Okay guys. No picture for this one…again! So I have compensated with some photos of my recent trip to Mexico City which is my new food heaven. It’s just a hair farther from Vancouver than flying to Toronto (which I also did last week) and so vibrant. I have loaded a bunch of my food recommendations over on my Pinterest Page, in case you want to get a taste of the urban side of Mexico!
Needless to say, things have been crazy around here and I am in full writing/recipe development-overdrive mode. And my new Minimalist Kitchen guide is just a few weeks from dropping…so excited! Stay tuned!!
So you are just going to have to trust me, this dip is off the charts good. I have eaten a lot of queso. And vegan mac and cheese. This dip takes inspiration from a lot of places but evens out what I feel is the biggest challenge in queso: getting the sweet level right. And for me, that meant no butternut squash. My family could suss out that flavour a mile away with a look that said, ‘why can’t you just put cheese on this like a ‘normal’ mom?.’
Queso Fiesta. Because this dip is a party.
- 1 cup plain unsweetened soy milk
- 1/2 cup nutritional yeast
- 1/4 cup chopped pickled jalapeños
- 1 medium sweet onion, chopped
- 2 medium carrots, diced
- 2 cloves garlic, sliced
- 3 tablespoons extra-virgin olive oil
- 2 tablespoons fresh lemon juice
- 1 tablespoon tomato paste
- 1 teaspoon jalapeño pickling liquid
- 1/2 teaspoon chili powder
- 1/2 teaspoon cumin
- 1/2 teaspoon salt
- Cook onion in skillet with oil on medium-high for about 3 minutes, stirring. Add carrots and cook until carrots are fork tender and onions golden, about 7 min.

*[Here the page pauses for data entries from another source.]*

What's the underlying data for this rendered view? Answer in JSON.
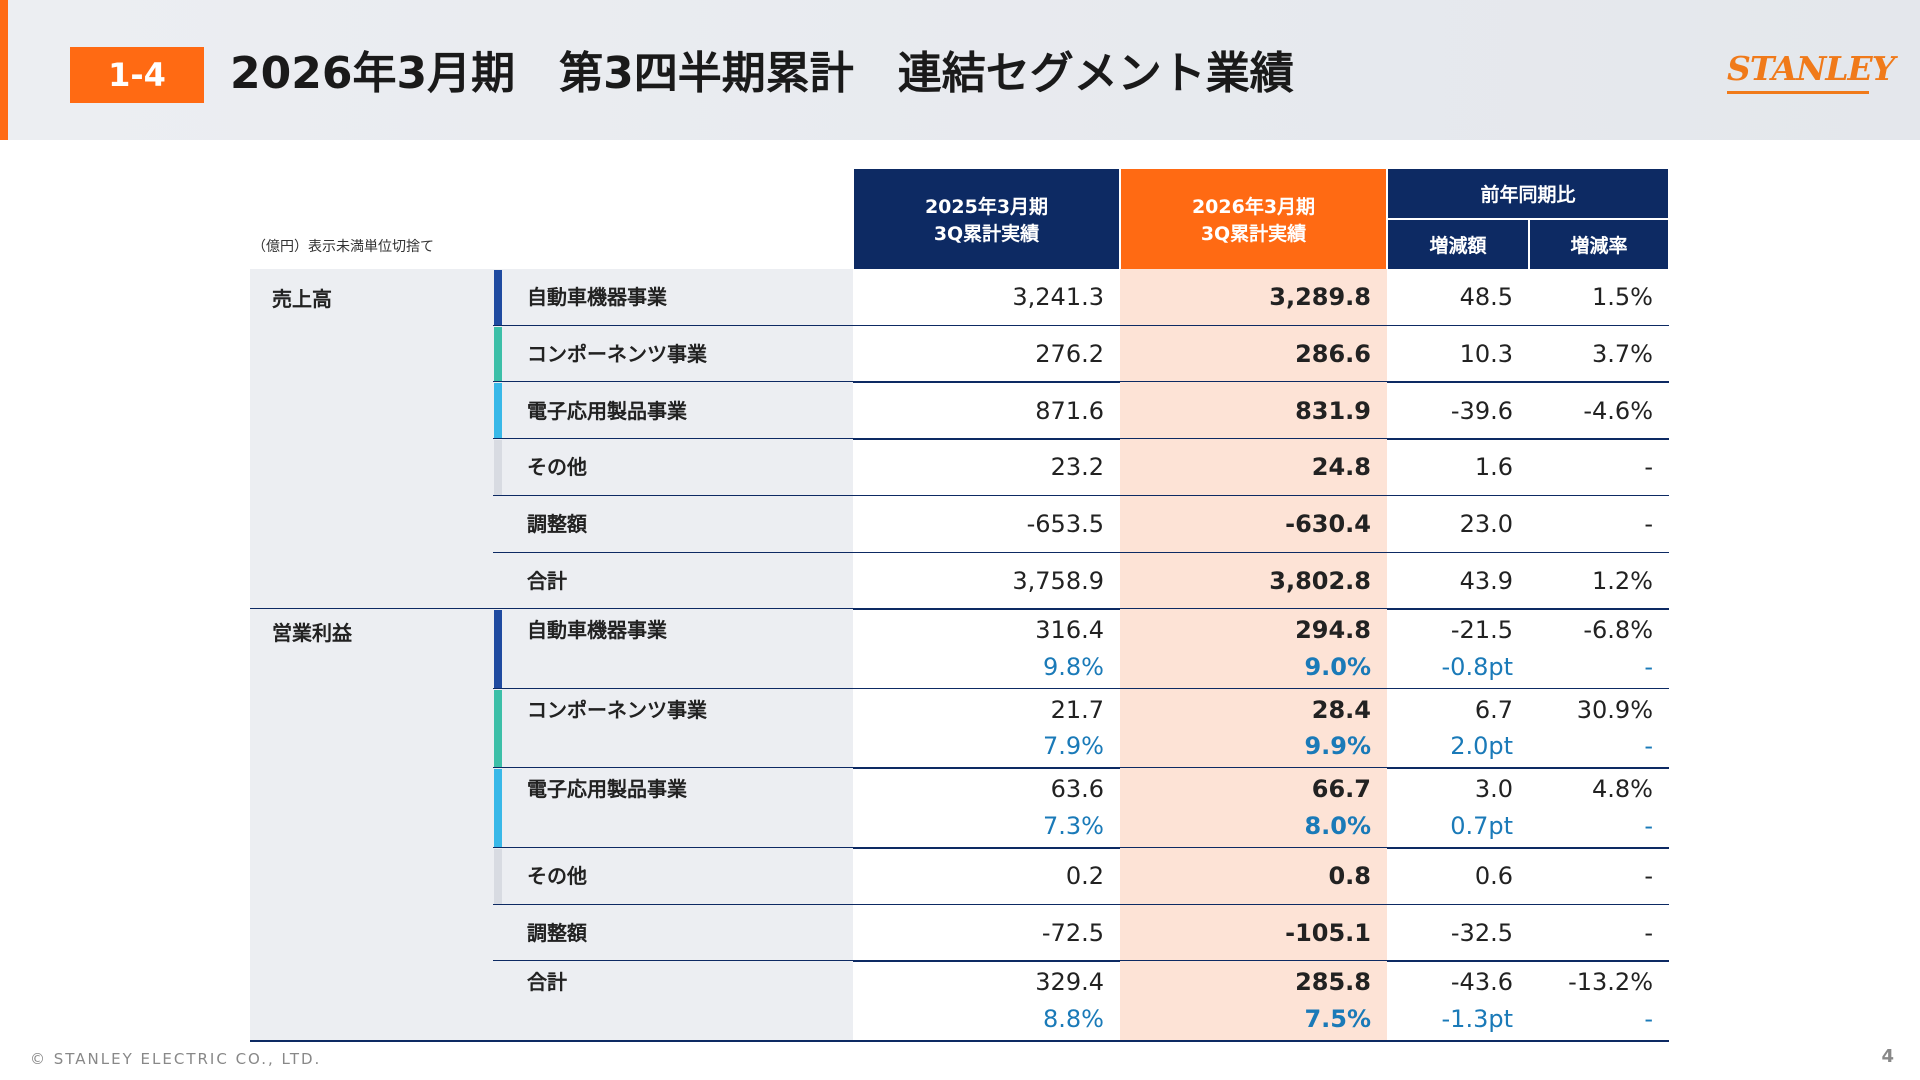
{
  "header": {
    "badge": "1-4",
    "title": "2026年3月期　第3四半期累計　連結セグメント業績",
    "logo": "STANLEY"
  },
  "table": {
    "note": "（億円）表示未満単位切捨て",
    "columns": [
      [
        "2025年3月期",
        "3Q累計実績"
      ],
      [
        "2026年3月期",
        "3Q累計実績"
      ]
    ],
    "group_header": "前年同期比",
    "sub_headers": [
      "増減額",
      "増減率"
    ],
    "sections": [
      {
        "label": "売上高",
        "rows": [
          {
            "name": "自動車機器事業",
            "accent": "#1f4aa0",
            "values": [
              "3,241.3",
              "3,289.8",
              "48.5",
              "1.5%"
            ]
          },
          {
            "name": "コンポーネンツ事業",
            "accent": "#3cbfa8",
            "values": [
              "276.2",
              "286.6",
              "10.3",
              "3.7%"
            ]
          },
          {
            "name": "電子応用製品事業",
            "accent": "#38b8e8",
            "values": [
              "871.6",
              "831.9",
              "-39.6",
              "-4.6%"
            ]
          },
          {
            "name": "その他",
            "accent": "#d8dbe2",
            "values": [
              "23.2",
              "24.8",
              "1.6",
              "-"
            ]
          },
          {
            "name": "調整額",
            "values": [
              "-653.5",
              "-630.4",
              "23.0",
              "-"
            ]
          },
          {
            "name": "合計",
            "values": [
              "3,758.9",
              "3,802.8",
              "43.9",
              "1.2%"
            ]
          }
        ]
      },
      {
        "label": "営業利益",
        "rows": [
          {
            "name": "自動車機器事業",
            "accent": "#1f4aa0",
            "values": [
              "316.4",
              "294.8",
              "-21.5",
              "-6.8%"
            ],
            "margin": [
              "9.8%",
              "9.0%",
              "-0.8pt",
              "-"
            ]
          },
          {
            "name": "コンポーネンツ事業",
            "accent": "#3cbfa8",
            "values": [
              "21.7",
              "28.4",
              "6.7",
              "30.9%"
            ],
            "margin": [
              "7.9%",
              "9.9%",
              "2.0pt",
              "-"
            ]
          },
          {
            "name": "電子応用製品事業",
            "accent": "#38b8e8",
            "values": [
              "63.6",
              "66.7",
              "3.0",
              "4.8%"
            ],
            "margin": [
              "7.3%",
              "8.0%",
              "0.7pt",
              "-"
            ]
          },
          {
            "name": "その他",
            "accent": "#d8dbe2",
            "values": [
              "0.2",
              "0.8",
              "0.6",
              "-"
            ]
          },
          {
            "name": "調整額",
            "values": [
              "-72.5",
              "-105.1",
              "-32.5",
              "-"
            ]
          },
          {
            "name": "合計",
            "values": [
              "329.4",
              "285.8",
              "-43.6",
              "-13.2%"
            ],
            "margin": [
              "8.8%",
              "7.5%",
              "-1.3pt",
              "-"
            ]
          }
        ]
      }
    ]
  },
  "footer": {
    "copyright": "© STANLEY ELECTRIC CO., LTD.",
    "page": "4"
  }
}
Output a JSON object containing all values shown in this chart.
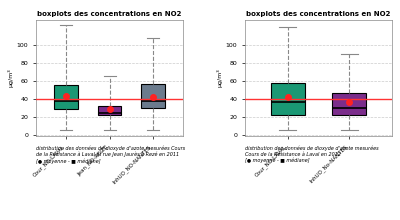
{
  "title": "boxplots des concentrations en NO2",
  "ylabel": "µg/m³",
  "hline_y": 40,
  "hline_color": "#FF3333",
  "background_color": "#ffffff",
  "plot1": {
    "labels": [
      "Cour_NO-LAVAL",
      "Jean_NO-REIZE",
      "InhUO_NO-NANTES"
    ],
    "colors": [
      "#1a9874",
      "#7b2d8b",
      "#6b7b8d"
    ],
    "boxes": [
      {
        "q1": 28,
        "median": 38,
        "q3": 55,
        "whislo": 5,
        "whishi": 122,
        "mean": 43
      },
      {
        "q1": 22,
        "median": 24,
        "q3": 32,
        "whislo": 5,
        "whishi": 65,
        "mean": 29
      },
      {
        "q1": 30,
        "median": 38,
        "q3": 56,
        "whislo": 5,
        "whishi": 108,
        "mean": 42
      }
    ],
    "ylim": [
      -2,
      128
    ],
    "yticks": [
      0,
      20,
      40,
      60,
      80,
      100
    ],
    "caption": "distribution des données de dioxyde d'azote mesurées Cours\nde la Résistance à Laval et rue Jean Jaurès à Rezé en 2011\n[● moyenne - ■ médiane]"
  },
  "plot2": {
    "labels": [
      "Cour_NO-LAVAL",
      "InhUO_No-NANTES"
    ],
    "colors": [
      "#1a9874",
      "#7b2d8b"
    ],
    "boxes": [
      {
        "q1": 22,
        "median": 36,
        "q3": 57,
        "whislo": 5,
        "whishi": 120,
        "mean": 42
      },
      {
        "q1": 22,
        "median": 30,
        "q3": 46,
        "whislo": 5,
        "whishi": 90,
        "mean": 36
      }
    ],
    "ylim": [
      -2,
      128
    ],
    "yticks": [
      0,
      20,
      40,
      60,
      80,
      100
    ],
    "caption": "distribution des données de dioxyde d'azote mesurées\nCours de la Résistance à Laval en 2012\n[● moyenne - ■ médiane]"
  },
  "grid_color": "#cccccc",
  "mean_color": "#FF2222",
  "mean_size": 4,
  "box_width": 0.55
}
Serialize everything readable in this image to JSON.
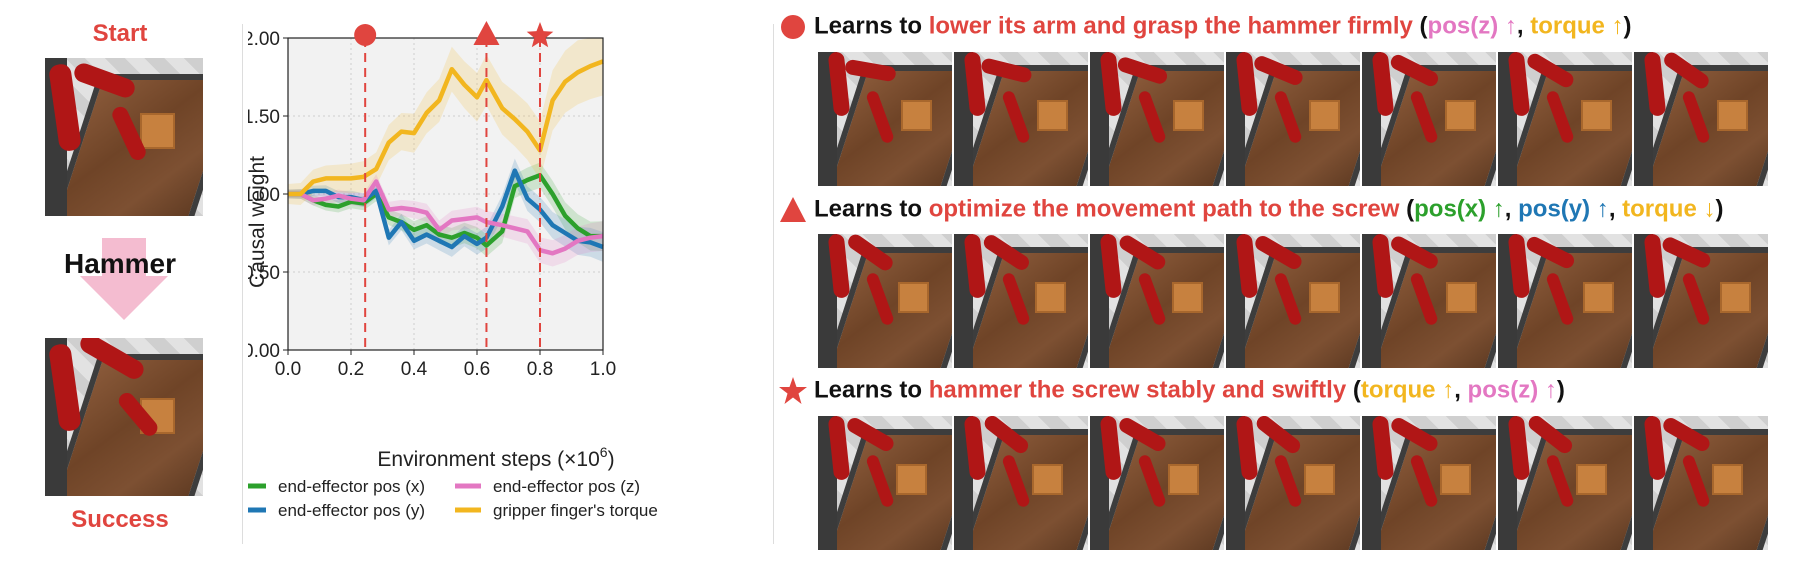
{
  "left_panel": {
    "start_label": "Start",
    "task_label": "Hammer",
    "success_label": "Success"
  },
  "chart_data": {
    "type": "line",
    "xlabel": "Environment steps (×10",
    "xlabel_exp": "6",
    "xlabel_close": ")",
    "ylabel": "Causal weight",
    "xlim": [
      0.0,
      1.0
    ],
    "ylim": [
      0.0,
      2.0
    ],
    "xticks": [
      "0.0",
      "0.2",
      "0.4",
      "0.6",
      "0.8",
      "1.0"
    ],
    "yticks": [
      "0.00",
      "0.50",
      "1.00",
      "1.50",
      "2.00"
    ],
    "grid": true,
    "legend_position": "bottom",
    "markers": [
      {
        "x": 0.245,
        "shape": "circle"
      },
      {
        "x": 0.63,
        "shape": "triangle"
      },
      {
        "x": 0.8,
        "shape": "star"
      }
    ],
    "x": [
      0.0,
      0.04,
      0.08,
      0.12,
      0.16,
      0.2,
      0.24,
      0.28,
      0.32,
      0.36,
      0.4,
      0.44,
      0.48,
      0.52,
      0.56,
      0.6,
      0.63,
      0.68,
      0.72,
      0.76,
      0.8,
      0.84,
      0.88,
      0.92,
      0.96,
      1.0
    ],
    "series": [
      {
        "name": "end-effector pos (x)",
        "color": "#2ca02c",
        "values": [
          1.0,
          1.0,
          0.96,
          0.93,
          0.92,
          0.95,
          0.94,
          1.0,
          0.85,
          0.82,
          0.77,
          0.8,
          0.74,
          0.72,
          0.75,
          0.72,
          0.67,
          0.76,
          1.05,
          1.09,
          1.12,
          1.0,
          0.86,
          0.78,
          0.73,
          0.73
        ]
      },
      {
        "name": "end-effector pos (y)",
        "color": "#1f77b4",
        "values": [
          1.0,
          1.0,
          1.02,
          1.02,
          0.98,
          0.98,
          0.96,
          1.02,
          0.72,
          0.82,
          0.7,
          0.74,
          0.7,
          0.66,
          0.73,
          0.68,
          0.72,
          0.92,
          1.15,
          0.97,
          0.9,
          0.8,
          0.75,
          0.7,
          0.69,
          0.66
        ]
      },
      {
        "name": "end-effector pos (z)",
        "color": "#e377c2",
        "values": [
          1.0,
          1.0,
          0.96,
          0.97,
          0.99,
          0.97,
          0.96,
          1.08,
          0.9,
          0.91,
          0.9,
          0.88,
          0.77,
          0.83,
          0.84,
          0.85,
          0.82,
          0.8,
          0.78,
          0.76,
          0.64,
          0.62,
          0.65,
          0.7,
          0.72,
          0.73
        ]
      },
      {
        "name": "gripper finger's torque",
        "color": "#f2b61f",
        "values": [
          1.0,
          1.0,
          1.08,
          1.1,
          1.1,
          1.1,
          1.11,
          1.16,
          1.33,
          1.4,
          1.39,
          1.52,
          1.6,
          1.8,
          1.7,
          1.62,
          1.73,
          1.55,
          1.48,
          1.4,
          1.28,
          1.6,
          1.72,
          1.78,
          1.82,
          1.85
        ]
      }
    ]
  },
  "rows": [
    {
      "marker": "circle",
      "prefix": "Learns to ",
      "goal": "lower its arm and grasp the hammer firmly",
      "open": " (",
      "v1": "pos(z) ↑",
      "sep1": ", ",
      "v2": "torque ↑",
      "close": ")"
    },
    {
      "marker": "triangle",
      "prefix": "Learns to ",
      "goal": "optimize the movement path to the screw",
      "open": " (",
      "v1": "pos(x) ↑",
      "sep1": ", ",
      "v2": "pos(y) ↑",
      "sep2": ", ",
      "v3": "torque ↓",
      "close": ")"
    },
    {
      "marker": "star",
      "prefix": "Learns to ",
      "goal": "hammer the screw stably and swiftly",
      "open": " (",
      "v1": "torque ↑",
      "sep1": ", ",
      "v2": "pos(z) ↑",
      "close": ")"
    }
  ],
  "colors": {
    "accent_red": "#e0453f",
    "arrow_pink": "#f4bcd0"
  }
}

- Next, add garlic and cook for one minute.
- Add cooked veggies, along with remains ingredients, to a high-speed blender and blend on the heat/soup setting until silky smooth. If you don't have a heat setting on your blender, put it back in the skillet once it's blended and gently heat to desired temperature (or put it in a fondue pot!).
- Serve with tortilla chips and fresh veggies!